Here is another photo from the archives, but I did it a different way using a drill press. Referencing the photo will help with my explanation.
Find a piece of mild steel plate at least 3/8" of an inch thick. (or some angle iron, you just need a flat spot to drill a hole)
Drill a 1/4" to 3/8" hole through the plate about 1/4" from the edge.
Drill another hole, just big enough to fit your wire in, through the edge of the steel plate, so that the holes intersect.
Insert the larger bit back into your drill press.
With the drill press OFF, set the press table as high as it will go, and/or crank the drill down so that goes through the larger hole in your steel plate.  I had to reverse my depth stop to hold the press in the down position.
Clamp the steel plate to your drill press table.
Hand turn the drill before turning on the drill press and make sure you are in alignment.
With the press running, feed your wire through the small hole and into the side of the bit, and the chops will fly.
I split open one side of a large trash bag and draped it around and under the drill press to catch everything.

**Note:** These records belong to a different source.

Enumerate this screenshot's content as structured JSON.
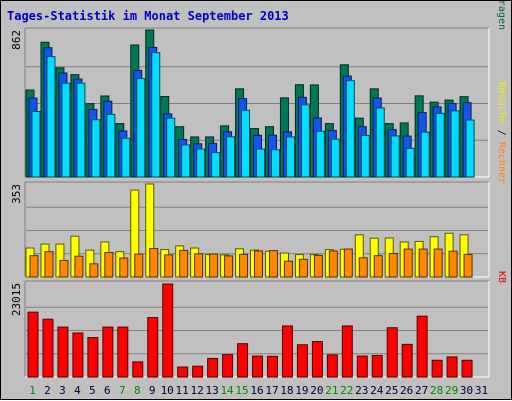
{
  "chart_data": {
    "type": "bar",
    "title": "Tages-Statistik im Monat September 2013",
    "categories": [
      "1",
      "2",
      "3",
      "4",
      "5",
      "6",
      "7",
      "8",
      "9",
      "10",
      "11",
      "12",
      "13",
      "14",
      "15",
      "16",
      "17",
      "18",
      "19",
      "20",
      "21",
      "22",
      "23",
      "24",
      "25",
      "26",
      "27",
      "28",
      "29",
      "30",
      "31"
    ],
    "weekend_days": [
      "1",
      "7",
      "8",
      "14",
      "15",
      "21",
      "22",
      "28",
      "29"
    ],
    "grid": true,
    "panels": [
      {
        "name": "top",
        "ymax_label": "862",
        "right_label_parts": [
          {
            "text": "Anfragen",
            "color": "#006633"
          },
          {
            "text": " / ",
            "color": "#000000"
          },
          {
            "text": "Dateien",
            "color": "#0033cc"
          },
          {
            "text": " / ",
            "color": "#000000"
          },
          {
            "text": "Seiten",
            "color": "#00bbee"
          }
        ],
        "ymax": 862,
        "series": [
          {
            "name": "Anfragen",
            "color": "#007755",
            "values": [
              510,
              790,
              640,
              600,
              430,
              475,
              313,
              774,
              862,
              472,
              295,
              235,
              235,
              300,
              517,
              284,
              295,
              464,
              541,
              540,
              313,
              658,
              345,
              517,
              313,
              317,
              476,
              439,
              451,
              471,
              0
            ]
          },
          {
            "name": "Dateien",
            "color": "#1155ee",
            "values": [
              463,
              758,
              610,
              574,
              396,
              444,
              270,
              625,
              760,
              370,
              220,
              195,
              197,
              265,
              460,
              245,
              245,
              265,
              467,
              346,
              273,
              592,
              295,
              463,
              278,
              240,
              378,
              411,
              431,
              436,
              0
            ]
          },
          {
            "name": "Seiten",
            "color": "#00ddff",
            "values": [
              384,
              706,
              550,
              550,
              336,
              367,
              227,
              578,
              729,
              345,
              188,
              164,
              143,
              236,
              391,
              164,
              160,
              235,
              423,
              268,
              222,
              565,
              244,
              405,
              241,
              168,
              263,
              373,
              388,
              334,
              0
            ]
          }
        ]
      },
      {
        "name": "middle",
        "ymax_label": "353",
        "right_label_parts": [
          {
            "text": "Rechner",
            "color": "#ff8800"
          },
          {
            "text": " / ",
            "color": "#000000"
          },
          {
            "text": "Besuche",
            "color": "#eeee00"
          }
        ],
        "ymax": 353,
        "series": [
          {
            "name": "Besuche",
            "color": "#ffff00",
            "values": [
              110,
              125,
              125,
              155,
              102,
              133,
              96,
              330,
              353,
              104,
              118,
              110,
              85,
              84,
              107,
              102,
              98,
              91,
              85,
              85,
              104,
              105,
              160,
              147,
              148,
              133,
              135,
              153,
              166,
              160,
              0
            ]
          },
          {
            "name": "Rechner",
            "color": "#ff8800",
            "values": [
              81,
              96,
              63,
              79,
              50,
              93,
              72,
              87,
              108,
              84,
              101,
              88,
              87,
              80,
              86,
              99,
              100,
              60,
              67,
              82,
              99,
              106,
              73,
              81,
              89,
              106,
              106,
              106,
              98,
              86,
              0
            ]
          }
        ]
      },
      {
        "name": "bottom",
        "ymax_label": "23015",
        "right_label_parts": [
          {
            "text": "KB",
            "color": "#dd0000"
          }
        ],
        "ymax": 23015,
        "series": [
          {
            "name": "KB",
            "color": "#ff0000",
            "values": [
              16050,
              14300,
              12350,
              10900,
              9760,
              12350,
              12350,
              3750,
              14700,
              23015,
              2470,
              2680,
              4600,
              5530,
              8250,
              5180,
              5120,
              12630,
              7980,
              8780,
              5480,
              12630,
              5180,
              5330,
              12200,
              8080,
              15050,
              4140,
              4980,
              4140,
              0
            ]
          }
        ]
      }
    ]
  }
}
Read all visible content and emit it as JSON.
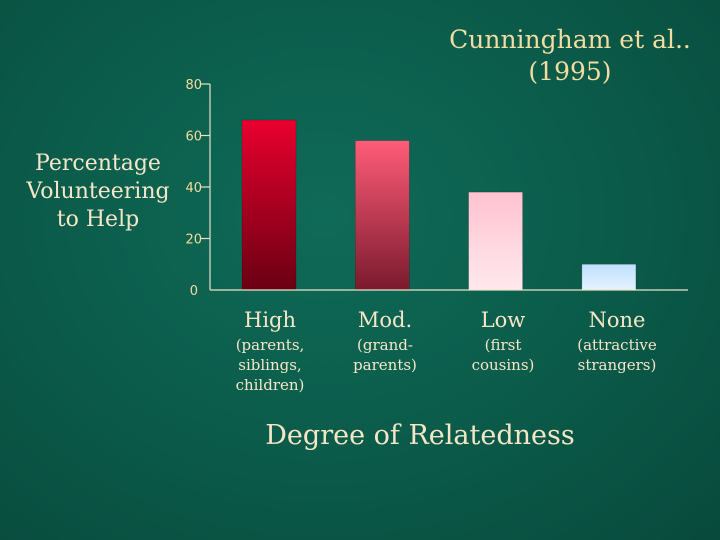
{
  "slide": {
    "title_line1": "Cunningham et al..",
    "title_line2": "(1995)",
    "ylabel_line1": "Percentage",
    "ylabel_line2": "Volunteering",
    "ylabel_line3": "to Help",
    "xlabel": "Degree of Relatedness"
  },
  "chart_data": {
    "type": "bar",
    "categories": [
      "High",
      "Mod.",
      "Low",
      "None"
    ],
    "sublabels": [
      [
        "(parents,",
        "siblings,",
        "children)"
      ],
      [
        "(grand-",
        "parents)"
      ],
      [
        "(first",
        "cousins)"
      ],
      [
        "(attractive",
        "strangers)"
      ]
    ],
    "values": [
      66,
      58,
      38,
      10
    ],
    "yticks": [
      0,
      20,
      40,
      60,
      80
    ],
    "ylim": [
      0,
      80
    ],
    "title": "Cunningham et al.. (1995)",
    "xlabel": "Degree of Relatedness",
    "ylabel": "Percentage Volunteering to Help",
    "grid": false,
    "colors": {
      "bar_gradients": [
        [
          "#e8002f",
          "#6a0012"
        ],
        [
          "#ff5c78",
          "#7a1a2e"
        ],
        [
          "#ffc2cf",
          "#ffe9ee"
        ],
        [
          "#bfe0ff",
          "#e6f3ff"
        ]
      ],
      "axis": "#e9e3c8",
      "text": "#f6e6c8",
      "tick_text": "#f2dc9f"
    }
  }
}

NOTE1: run a strong magnet over your cut copper to get out the bits of steel that WILL get mixed in.
NOTE2: Tumble just your copper with oxide to clean it before tumbling good bottles with it.
NOTE3: When your larger hole in the steel wears to the point your bit wobbles and your copper jams up, DRILL ANOTHER HOLE and start again.
NOTE4: Be ready to turn off your drill press promptly when, not if, it jams.
NOTE5: DO THIS AT YOUR OWN RISK!!!!!!

In the 1990's I cut about 40 pounds of copper this way, mostly #14 and #16, that I still use today.
I have another 50 pounds of #12 short cut that came with a used machine, and I bougnt another 50 pounds from the Jar Doctor of #14 short cut.  If you are buying copper, which I highly suggest, BUY ONLY THE #14 SHORT CUT.  It cleans better around the embossing and other "tight" spots.
Also, I use only a 1/30th inch size mesh strainer when rinsing my copper. I only lose pieces the size of pepper through the strainer.
As your copper wears down, the little bits of copper are exactly what you need for cleaning around intricate embossing or other details.


----------



## Slowmovangogh (May 5, 2021)

Definitely going to give this a try. Thanks for the elaborate instructions.


----------